I think to a degree it’s implicit in Aaron’s list above, but it strikes me that a degree of theological depth, and an understanding of what’s really important theologically, would be a great way of fleshing things out on #1. Doesn’t mean they need to be fluent in Greek and Hebrew or anything like that, but like the blurb today from Luther illustrates, have they mastered a basic catechism, or are they pretty much in the “prayed a prayer” category? Seems to me that a big part of marital bliss is discerning blind spots and figuring out the difference between what’s Biblical and what’s cultural.

Aspiring to be a stick in the mud.

Great article. I might add: Does he/she have appropriate emotional responses? Or does he/she laugh at things that are actually sad?, etc.

Thanks, Dan.

Yes, now that you mention it, one good way to tell alot about how a person is wired is what they think is funny. Complementary sense of humor is a huge plus. And I think the sense of humor often reflects values to a degree as well. On the other hand, I’ve met perfectly likeable and decent people who have a kind of dark sense of humor, so they’ll laugh at some pretty horrible stuff even while insisting it’s truly horrible. A little odd but not always serious (no pun intended)

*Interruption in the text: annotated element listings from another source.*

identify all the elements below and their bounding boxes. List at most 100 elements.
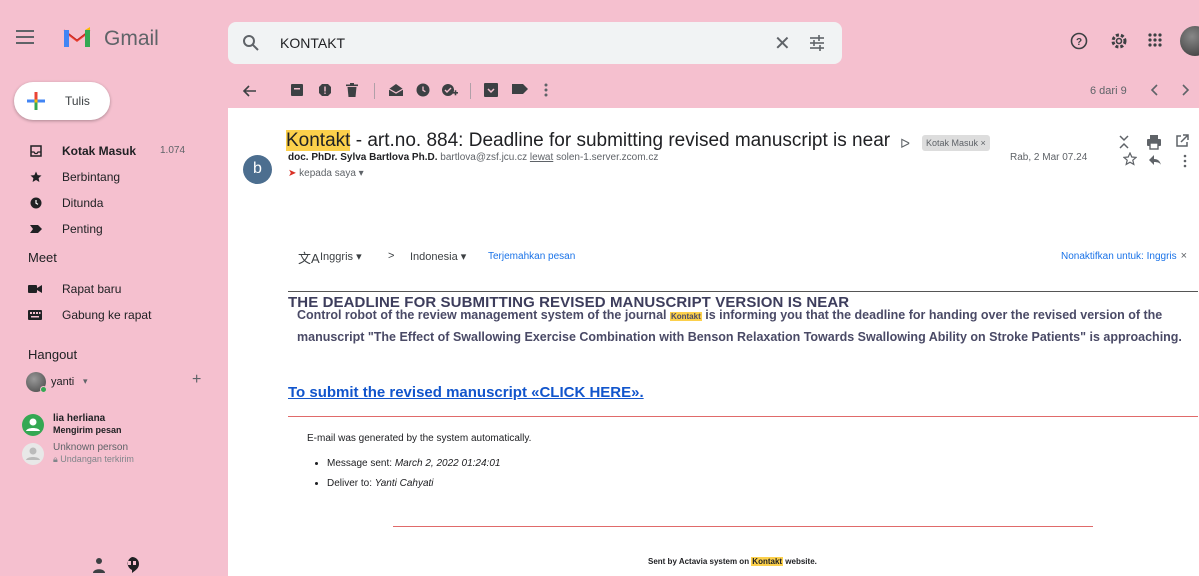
- compose-button[interactable]: Tulis: [14, 82, 110, 120]
- sidebar-item-inbox[interactable]: Kotak Masuk 1.074: [0, 138, 210, 164]
- compose-plus-icon: [27, 92, 45, 110]
- hangout-user-name: yanti: [51, 376, 75, 388]
- disable-translate-link[interactable]: Nonaktifkan untuk: Inggris ×: [1061, 250, 1187, 262]
- search-input[interactable]: [280, 33, 740, 53]
- sidebar-item-label: Ditunda: [62, 196, 104, 210]
- sender-line: doc. PhDr. Sylva Bartlova Ph.D. bartlova…: [288, 152, 658, 163]
- chevron-right-icon[interactable]: [1180, 83, 1190, 97]
- divider: [288, 291, 1198, 292]
- settings-icon[interactable]: [1110, 32, 1128, 50]
- contact-item[interactable]: lia herliana Mengirim pesan: [22, 412, 212, 438]
- translate-arrow: >: [388, 250, 395, 262]
- journal-highlight: Kontakt: [669, 312, 702, 321]
- email-date: Rab, 2 Mar 07.24: [1010, 152, 1088, 163]
- chevron-down-icon[interactable]: ▾: [83, 376, 88, 387]
- online-status-icon: [40, 386, 47, 393]
- message-toolbar: 6 dari 9: [228, 76, 1199, 106]
- archive-icon[interactable]: [290, 83, 304, 97]
- clear-search-icon[interactable]: ✕: [774, 31, 791, 56]
- snooze-icon[interactable]: [416, 83, 430, 97]
- hangout-heading: Hangout: [28, 347, 78, 362]
- contact-avatar: [22, 443, 44, 465]
- open-in-new-window-icon[interactable]: [1175, 134, 1189, 148]
- translate-to-select[interactable]: Indonesia ▾: [410, 250, 466, 263]
- search-icon[interactable]: [242, 34, 260, 52]
- recipient-line[interactable]: ➤ kepada saya ▾: [288, 168, 364, 179]
- sidebar-item-label: Kotak Masuk: [62, 144, 137, 158]
- label-icon[interactable]: [512, 83, 528, 95]
- chevron-left-icon[interactable]: [1150, 83, 1160, 97]
- toolbar-divider: [374, 83, 375, 99]
- contact-avatar: [22, 414, 44, 436]
- print-icon[interactable]: [1146, 134, 1162, 150]
- clock-icon: [30, 197, 42, 209]
- sender-name[interactable]: doc. PhDr. Sylva Bartlova Ph.D.: [288, 152, 438, 163]
- email-footer: Sent by Actavia system on Kontakt websit…: [648, 557, 817, 566]
- hangouts-icon[interactable]: [124, 556, 140, 574]
- inbox-icon: [30, 145, 42, 157]
- more-vert-icon[interactable]: [1183, 154, 1187, 168]
- sidebar-item-snoozed[interactable]: Ditunda: [0, 190, 210, 216]
- recipient-text: kepada saya: [299, 168, 356, 179]
- mark-unread-icon[interactable]: [388, 83, 404, 97]
- meet-join-meeting[interactable]: Gabung ke rapat: [0, 303, 210, 327]
- person-icon: [26, 418, 40, 431]
- divider: [393, 526, 1093, 527]
- contact-item[interactable]: Unknown person 🔒︎ Undangan terkirim: [22, 441, 212, 467]
- toolbar-divider: [470, 83, 471, 99]
- add-contact-icon[interactable]: +: [192, 371, 201, 389]
- message-pane: Kontakt - art.no. 884: Deadline for subm…: [228, 108, 1199, 576]
- sidebar-item-important[interactable]: Penting: [0, 216, 210, 242]
- chevron-down-icon[interactable]: ▾: [359, 168, 364, 179]
- apps-grid-icon[interactable]: [1147, 32, 1163, 48]
- keyboard-icon: [28, 310, 42, 320]
- top-bar: Gmail ✕ ?: [0, 0, 1199, 82]
- meet-heading: Meet: [28, 250, 57, 265]
- more-vert-icon[interactable]: [544, 83, 548, 97]
- star-icon[interactable]: [1123, 152, 1137, 166]
- gmail-logo-icon[interactable]: [62, 25, 92, 49]
- subject-text: - art.no. 884: Deadline for submitting r…: [350, 130, 891, 151]
- search-options-icon[interactable]: [808, 34, 826, 52]
- help-icon[interactable]: ?: [1070, 32, 1088, 50]
- report-spam-icon[interactable]: [318, 83, 332, 97]
- submit-manuscript-link[interactable]: To submit the revised manuscript «CLICK …: [288, 384, 644, 401]
- account-avatar[interactable]: [1180, 26, 1199, 56]
- close-icon[interactable]: ×: [1181, 250, 1187, 262]
- meet-new-meeting[interactable]: Rapat baru: [0, 277, 210, 301]
- sender-email: bartlova@zsf.jcu.cz: [440, 152, 528, 163]
- app-name: Gmail: [104, 27, 159, 50]
- delete-icon[interactable]: [346, 83, 358, 97]
- sender-avatar[interactable]: b: [243, 155, 272, 184]
- sidebar-item-label: Penting: [62, 222, 103, 236]
- back-arrow-icon[interactable]: [242, 83, 258, 99]
- email-subject: Kontakt - art.no. 884: Deadline for subm…: [286, 130, 890, 152]
- translate-from-select[interactable]: Inggris ▾: [320, 250, 362, 263]
- move-to-icon[interactable]: [484, 83, 498, 97]
- svg-text:?: ?: [1076, 37, 1082, 48]
- collapse-all-icon[interactable]: [1118, 134, 1130, 150]
- translate-icon: 文A: [298, 251, 320, 266]
- hangout-user[interactable]: yanti ▾ +: [26, 371, 216, 394]
- main-menu-icon[interactable]: [16, 30, 34, 44]
- sidebar-item-starred[interactable]: Berbintang: [0, 164, 210, 190]
- translate-bar: 文A Inggris ▾ > Indonesia ▾ Terjemahkan p…: [288, 241, 1198, 269]
- translate-message-link[interactable]: Terjemahkan pesan: [488, 251, 575, 262]
- divider: [288, 416, 1198, 417]
- label-chip-inbox[interactable]: Kotak Masuk ×: [922, 135, 990, 151]
- via-server: solen-1.server.zcom.cz: [556, 152, 659, 163]
- via-link[interactable]: lewat: [530, 152, 553, 163]
- auto-generated-note: E-mail was generated by the system autom…: [307, 433, 532, 444]
- email-body-paragraph: Control robot of the review management s…: [297, 308, 1182, 344]
- important-marker-icon[interactable]: ᐅ: [900, 136, 910, 152]
- pagination-text: 6 dari 9: [1090, 85, 1127, 97]
- footer-highlight: Kontakt: [751, 557, 784, 566]
- reply-icon[interactable]: [1148, 154, 1162, 166]
- person-icon[interactable]: [92, 556, 106, 574]
- add-to-tasks-icon[interactable]: [442, 83, 458, 97]
- important-icon: [30, 225, 42, 233]
- sidebar-nav: Kotak Masuk 1.074 Berbintang Ditunda Pen…: [0, 138, 210, 242]
- inbox-count: 1.074: [160, 145, 186, 156]
- sidebar-item-label: Berbintang: [62, 170, 121, 184]
- list-item: Message sent: March 2, 2022 01:24:01: [327, 458, 500, 478]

To Bert’s point, one fun way to see what a person really understands is a conversation about how you would explain the gospel to [fill in the blank]… Options like: a 4 year old, an atheist MD, a wiccan, a person who “grew up Christian but later left the faith” etc. (If the answer to all of these is “well you ask Jesus in your heart,” that’s a bad sign!)

Views expressed are always my own and not my employer's, my church's, my family's, my neighbors', or my pets'. The house plants have authorized me to speak for them, however, and they always agree with me.

[Jim]

If they pick the wings off of flies … watch out

…that somebody posted for her husband here. :^)

Aspiring to be a stick in the mud.

We used to take one of my sister’s long hairs and tie it around a fly’s neck. Not easy to do, but it’s neat to have a fly on a leash.